Было маловероятно, что она сама к тому моменту знала наверняка, кто из нас (я имею в виду себя, Геркулеса, неизвестного мужчину средних лет или какого-нибудь еще любовника, о котором я пока не слышал) был отцом ребенка. Она едва ли стала бы проводить амниоцентез из-за эмбриона, от которого все равно намеревалась избавиться. К тому же вряд ли у нее было время на такой анализ — без очереди его можно было бы сделать только в частной клинике. А в частную клинику Лили, которая неизменно старалась проявлять во взглядах признаки традиционной актерской левизны, никогда бы не обратилась. Что бы там она ни задумала мне сообщить, это точно не была бы фраза: «Я ношу твоего ребенка, но намерена сделать аборт». Если только она не была готова соврать — чтобы скрыть тот факт, что она спала с другим мужчиной или другими мужчинами. (А зачем ей это?
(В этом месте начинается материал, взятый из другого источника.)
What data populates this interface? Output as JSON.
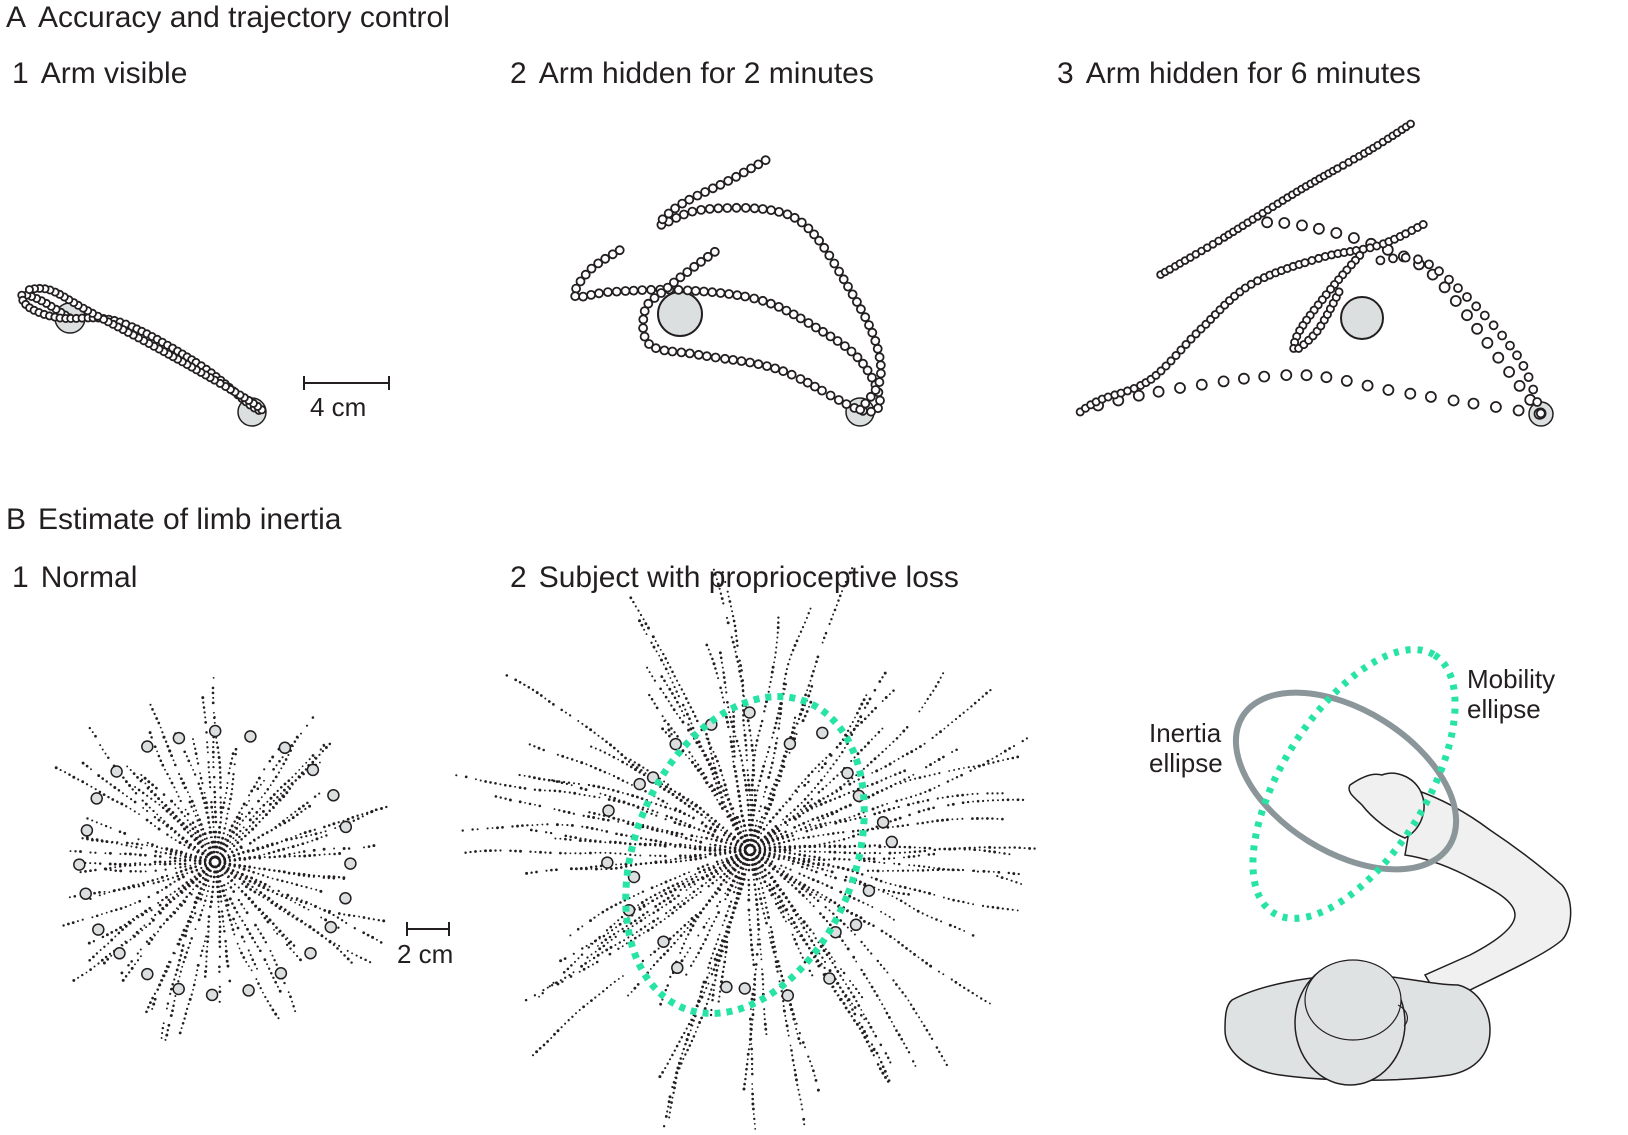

Разве весь антураж — звонок в последнюю минуту, дорогой ресторан, новое платье — не был демонстрацией того, что я для нее остался в далеком прошлом?) Если бы Лили одолевали сомнения по поводу отцовства, она не стала бы их обсуждать за спаржей и телятиной.
Как жестоко с ее стороны было заказать именно телятину, думал я, разрезая бледные тонкие куски.
(Когда мы только познакомились, я был вегетарианцем по принципиальным соображениям, а Лили — из желания употреблять здоровую пищу. Падение Лили, когда оно произошло, было вызвано не архетипическим сандвичем с беконом, а гастрольными постановками «Сонаты призраков». Это была первая по-настоящему серьезная роль Лили: дочь полковника, в реальности дочь «мужчины средних лет». Когда половина тура осталась позади, у Лили начались обмороки. Помреж заметил эти признаки начинающейся анемии и решил, что такое обстоятельство полезно для пьесы Стриндберга, но может очень плохо отразиться на страховке. Поэтому он велел ей питаться бифштексом и яйцами. Вернувшись с гастролей, Лили развратила и меня.)
Моя персона постепенно привлекала к себе незаслуженное внимание других гостей, ведь они заметили, что я, заказав обед на двоих, ем в одиночестве. Пока они были в кухне, Майкл явно проболтался другому официанту, кем я был и что здесь делал. Этот другой официант, жужжа, словно пчелка, постепенно разнес драгоценную пыльцу свежей сплетни по дальним столикам. Приборы клацали, головы разворачивались в мою сторону, глаза прищуривались и тут же расширялись. Все новые тычинки любопытства оказывались затронутыми. Жужжание слышалось уже рядом. Я уловил слово «стреляли».